Click the link to understand. and the image itself isn't posted here because its too big (1024*768)


----------



## ARK6476 (Dec 24, 2007)

Wow, that's really good. Did you make that? If so, then well done!


----------



## laminaatplaat (Dec 24, 2007)

kinda looks like a game, I mean the textures arent that high quality. It is as if you made it using a game engine..
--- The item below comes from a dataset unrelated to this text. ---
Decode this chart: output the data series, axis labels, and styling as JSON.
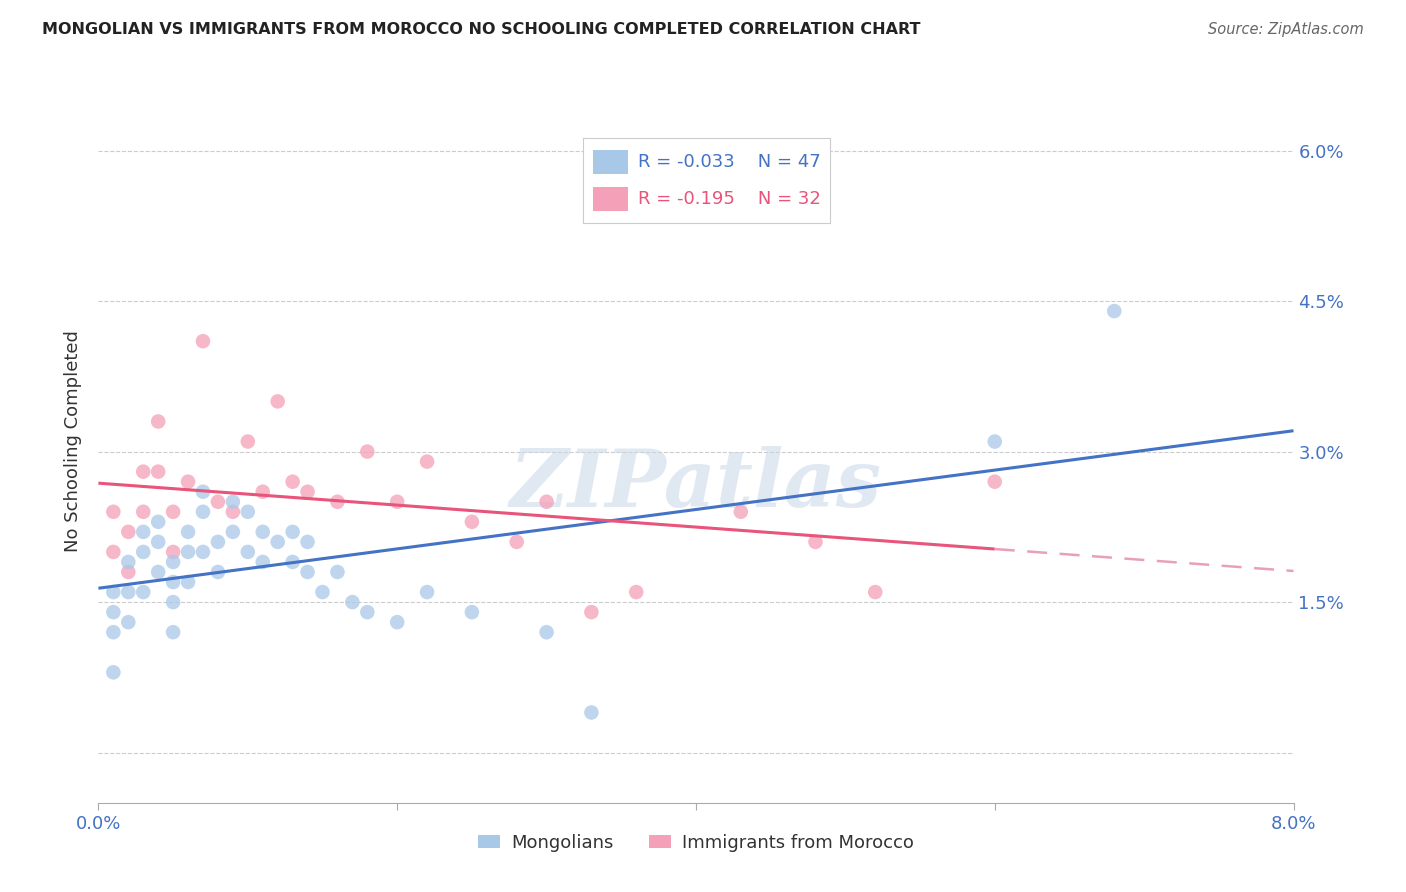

I  hope you also made the back ground because it is full of detail and color.


----------



## .TakaM (Dec 24, 2007)

looks like terragen :/


----------



## JKR Firefox (Dec 24, 2007)

QUOTE(.TakaM @ Dec 24 2007 said:


> looks like terragen :/



He mentions in the quote towards the bottom that it indeed it was made with Terragen.  Good eye pointing that out tho 
	

	
	
		
		

		
			





Very good Incomplete if you actually made that yourself.  If not, then congratulate the artist on a job well done.

- Fitzy


----------



## Cermage (Dec 24, 2007)

i did all of it..... besides the planets which were stocks. and The textures were hard-ish to get what i wanted so i gave up and continued on with what i had xD


----------



## ZAFDeltaForce (Dec 24, 2007)

A job well done mate


----------